Menurutnya, sejumlah perubahan telah digagas Pemerintah dengan memberikan wewenang yang lebih luas kepada Badan Koordinasi Penanaman Modal (BKPM) sebagai upaya untuk memangkas jalur birokrasi.
Namun, langkah reformasi struktural serupa belum ditemukan merata di lapisan birokrasi lain, sehingga investor dari luar negeri masih menemui hambatan di lapangan.
Oleh karena itu, Pemerintah Indonesia harus bisa memberikan kepastian hukum bagi pengusaha yaitu meningkatkan produktivitas tenaga kerja lokal, mempercepat pembangunan infrastruktur pendukung, memberikan fasilitas yang memudahkan investasi dan menawarkan insentif terkait perpajakan yang menarik, serta mengakselerasi reformasi birokrasi dan regulasi terkait penanaman modal.
Selain itu, demi mewujudkan cita-cita Indonesia menjadi destinasi investasi, pemerintah dinilai perlu terus meningkatkan kebijakan pro investasi untuk mendorong masuknya permodalan asing yang diharapkan dapat mengakselerasi pertumbuhan ekonomi di Indonesia, khususnya paska resesi pandemi Covid-19.
"Relokasi investasi dari Tiongkok, yang sebagian besar di sektor manufaktur dipercaya dapat memperbaiki tren investasi yang selama ini didominasi sektor tersier dan sektor jasa," ujarnya.
Selama ini minimnya industri manufaktur di dalam negeri menempatkan Indonesia hanya sebagai pasar. "Untuk mewujudkan visi menjadi salah satu negara produsen bukan hanya sebagai pasar, dibutuhkan akses terhadap bahan baku yang mencukupi untuk mengembangkan industri manufaktur di tanah air," ujarnya.

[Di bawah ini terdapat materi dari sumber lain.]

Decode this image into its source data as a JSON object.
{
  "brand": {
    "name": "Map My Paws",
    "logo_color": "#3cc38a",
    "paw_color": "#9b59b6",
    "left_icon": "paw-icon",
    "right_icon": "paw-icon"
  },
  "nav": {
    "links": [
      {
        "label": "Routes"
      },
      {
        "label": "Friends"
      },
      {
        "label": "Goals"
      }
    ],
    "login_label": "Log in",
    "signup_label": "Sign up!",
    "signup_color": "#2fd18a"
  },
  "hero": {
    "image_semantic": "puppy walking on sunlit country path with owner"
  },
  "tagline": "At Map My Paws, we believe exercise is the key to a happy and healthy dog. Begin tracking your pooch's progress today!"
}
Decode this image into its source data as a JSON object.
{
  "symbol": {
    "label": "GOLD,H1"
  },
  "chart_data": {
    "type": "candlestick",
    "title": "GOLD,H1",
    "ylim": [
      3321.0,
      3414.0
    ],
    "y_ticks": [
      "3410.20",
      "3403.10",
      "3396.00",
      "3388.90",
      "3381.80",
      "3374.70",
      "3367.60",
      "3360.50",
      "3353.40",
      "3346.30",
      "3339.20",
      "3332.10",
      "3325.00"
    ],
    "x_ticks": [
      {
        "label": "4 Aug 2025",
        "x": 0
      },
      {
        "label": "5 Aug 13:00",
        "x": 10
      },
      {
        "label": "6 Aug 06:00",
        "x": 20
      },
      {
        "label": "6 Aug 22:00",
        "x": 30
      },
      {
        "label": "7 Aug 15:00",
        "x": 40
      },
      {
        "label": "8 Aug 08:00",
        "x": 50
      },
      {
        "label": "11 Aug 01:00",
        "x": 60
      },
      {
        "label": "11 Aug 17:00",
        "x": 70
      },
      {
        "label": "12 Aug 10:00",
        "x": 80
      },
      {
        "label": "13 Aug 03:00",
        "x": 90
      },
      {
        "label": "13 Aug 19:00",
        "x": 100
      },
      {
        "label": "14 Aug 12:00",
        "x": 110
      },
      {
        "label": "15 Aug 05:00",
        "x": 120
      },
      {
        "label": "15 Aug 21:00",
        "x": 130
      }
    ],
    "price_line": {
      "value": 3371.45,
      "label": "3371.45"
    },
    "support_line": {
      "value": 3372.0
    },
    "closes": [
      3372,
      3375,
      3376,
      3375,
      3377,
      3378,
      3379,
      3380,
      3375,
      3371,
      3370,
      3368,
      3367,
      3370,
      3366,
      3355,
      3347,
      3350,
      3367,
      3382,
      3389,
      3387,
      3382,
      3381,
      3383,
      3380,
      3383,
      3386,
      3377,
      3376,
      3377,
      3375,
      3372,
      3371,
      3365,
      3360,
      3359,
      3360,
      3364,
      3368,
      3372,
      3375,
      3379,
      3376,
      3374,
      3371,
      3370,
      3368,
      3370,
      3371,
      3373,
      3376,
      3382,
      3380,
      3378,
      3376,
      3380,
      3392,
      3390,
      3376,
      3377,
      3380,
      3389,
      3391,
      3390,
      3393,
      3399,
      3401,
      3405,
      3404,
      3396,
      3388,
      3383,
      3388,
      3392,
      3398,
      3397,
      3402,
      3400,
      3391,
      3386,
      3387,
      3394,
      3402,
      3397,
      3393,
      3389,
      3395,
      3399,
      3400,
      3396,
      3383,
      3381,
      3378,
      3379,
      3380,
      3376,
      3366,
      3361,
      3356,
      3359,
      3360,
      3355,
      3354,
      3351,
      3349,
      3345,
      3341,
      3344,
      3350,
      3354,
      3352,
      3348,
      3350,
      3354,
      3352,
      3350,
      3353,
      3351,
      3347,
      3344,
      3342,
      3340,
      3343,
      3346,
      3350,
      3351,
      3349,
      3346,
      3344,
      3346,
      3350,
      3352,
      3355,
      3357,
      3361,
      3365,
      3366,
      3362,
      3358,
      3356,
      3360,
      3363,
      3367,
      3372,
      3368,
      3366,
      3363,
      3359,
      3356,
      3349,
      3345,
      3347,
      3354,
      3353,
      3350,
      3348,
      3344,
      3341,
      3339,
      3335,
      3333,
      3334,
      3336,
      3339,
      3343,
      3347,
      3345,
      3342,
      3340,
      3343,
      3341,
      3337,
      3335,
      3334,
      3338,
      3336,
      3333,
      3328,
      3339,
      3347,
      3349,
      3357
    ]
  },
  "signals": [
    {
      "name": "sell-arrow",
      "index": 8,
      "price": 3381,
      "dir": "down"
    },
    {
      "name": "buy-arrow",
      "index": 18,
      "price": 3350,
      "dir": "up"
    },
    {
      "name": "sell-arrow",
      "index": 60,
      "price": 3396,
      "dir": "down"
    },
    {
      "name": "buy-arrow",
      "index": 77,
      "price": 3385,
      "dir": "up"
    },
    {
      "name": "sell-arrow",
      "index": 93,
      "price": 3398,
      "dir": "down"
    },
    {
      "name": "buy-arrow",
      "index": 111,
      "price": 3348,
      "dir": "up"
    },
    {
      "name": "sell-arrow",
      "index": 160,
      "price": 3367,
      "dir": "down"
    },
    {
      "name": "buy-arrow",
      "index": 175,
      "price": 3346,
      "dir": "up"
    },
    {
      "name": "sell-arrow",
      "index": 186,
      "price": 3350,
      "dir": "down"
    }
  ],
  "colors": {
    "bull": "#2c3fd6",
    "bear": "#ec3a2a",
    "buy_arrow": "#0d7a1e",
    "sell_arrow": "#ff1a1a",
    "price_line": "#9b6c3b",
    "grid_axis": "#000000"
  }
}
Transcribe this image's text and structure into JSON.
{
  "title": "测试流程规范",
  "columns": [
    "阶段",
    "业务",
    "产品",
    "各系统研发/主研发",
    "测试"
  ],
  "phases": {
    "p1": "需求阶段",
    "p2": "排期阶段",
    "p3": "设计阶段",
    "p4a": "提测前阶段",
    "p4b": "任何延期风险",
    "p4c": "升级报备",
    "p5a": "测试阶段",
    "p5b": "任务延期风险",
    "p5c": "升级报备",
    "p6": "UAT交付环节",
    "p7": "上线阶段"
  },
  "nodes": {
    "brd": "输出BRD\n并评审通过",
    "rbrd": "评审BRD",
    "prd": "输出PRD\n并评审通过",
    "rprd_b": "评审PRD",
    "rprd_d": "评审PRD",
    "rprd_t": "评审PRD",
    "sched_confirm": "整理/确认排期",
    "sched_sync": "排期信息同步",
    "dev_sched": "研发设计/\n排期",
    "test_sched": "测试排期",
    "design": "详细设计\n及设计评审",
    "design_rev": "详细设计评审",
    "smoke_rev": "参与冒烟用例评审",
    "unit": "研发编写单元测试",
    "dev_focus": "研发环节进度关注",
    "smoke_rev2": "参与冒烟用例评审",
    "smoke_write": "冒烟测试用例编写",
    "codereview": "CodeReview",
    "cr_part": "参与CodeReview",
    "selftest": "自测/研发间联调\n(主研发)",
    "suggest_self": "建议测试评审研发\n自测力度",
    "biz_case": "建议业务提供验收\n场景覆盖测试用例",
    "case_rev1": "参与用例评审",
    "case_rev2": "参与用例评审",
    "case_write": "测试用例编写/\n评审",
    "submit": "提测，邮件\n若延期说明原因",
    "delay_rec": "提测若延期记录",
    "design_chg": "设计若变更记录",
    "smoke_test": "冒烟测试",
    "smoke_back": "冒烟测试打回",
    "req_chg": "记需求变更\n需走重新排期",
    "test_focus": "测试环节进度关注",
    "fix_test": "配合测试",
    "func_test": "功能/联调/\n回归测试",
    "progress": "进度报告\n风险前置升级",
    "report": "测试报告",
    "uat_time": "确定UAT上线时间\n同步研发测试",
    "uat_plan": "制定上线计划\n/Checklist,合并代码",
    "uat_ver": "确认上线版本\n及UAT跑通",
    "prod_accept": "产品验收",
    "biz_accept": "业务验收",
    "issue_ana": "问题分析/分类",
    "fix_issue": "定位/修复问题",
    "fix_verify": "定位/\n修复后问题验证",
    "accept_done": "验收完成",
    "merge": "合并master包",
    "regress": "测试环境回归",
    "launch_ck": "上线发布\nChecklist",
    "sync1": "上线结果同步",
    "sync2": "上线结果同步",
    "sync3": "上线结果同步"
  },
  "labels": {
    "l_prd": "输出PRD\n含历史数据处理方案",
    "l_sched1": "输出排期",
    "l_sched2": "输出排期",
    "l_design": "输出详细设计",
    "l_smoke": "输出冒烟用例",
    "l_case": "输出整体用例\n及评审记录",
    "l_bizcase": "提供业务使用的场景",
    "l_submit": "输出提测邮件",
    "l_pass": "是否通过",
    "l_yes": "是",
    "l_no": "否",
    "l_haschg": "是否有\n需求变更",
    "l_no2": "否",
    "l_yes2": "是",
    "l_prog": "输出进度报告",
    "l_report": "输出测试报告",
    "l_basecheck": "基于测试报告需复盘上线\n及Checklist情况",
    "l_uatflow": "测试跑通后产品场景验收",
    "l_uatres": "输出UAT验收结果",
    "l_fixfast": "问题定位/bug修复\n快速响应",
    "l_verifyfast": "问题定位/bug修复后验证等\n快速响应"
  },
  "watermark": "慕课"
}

Di sisi lain, dia memandang insentif yang tepat untuk industri manufaktur juga perlu dipertimbangkan, tidak sekedar tax holiday. Industri manufaktur umumnya bersifat padat modal dan menyerap tenaga kerja, dan membutuhkan waktu bertahun-tahun untuk bisa mencapai titik break-even, sehingga insentif tax holiday dinilai kurang menarik.
"Insentif bagi investasi sebaiknya disesuaikan dengan kebutuhan masing-masing industrinya untuk menjaga kesuksesan dan keberlangsungan investasi dalam jangka panjang," ujarnya.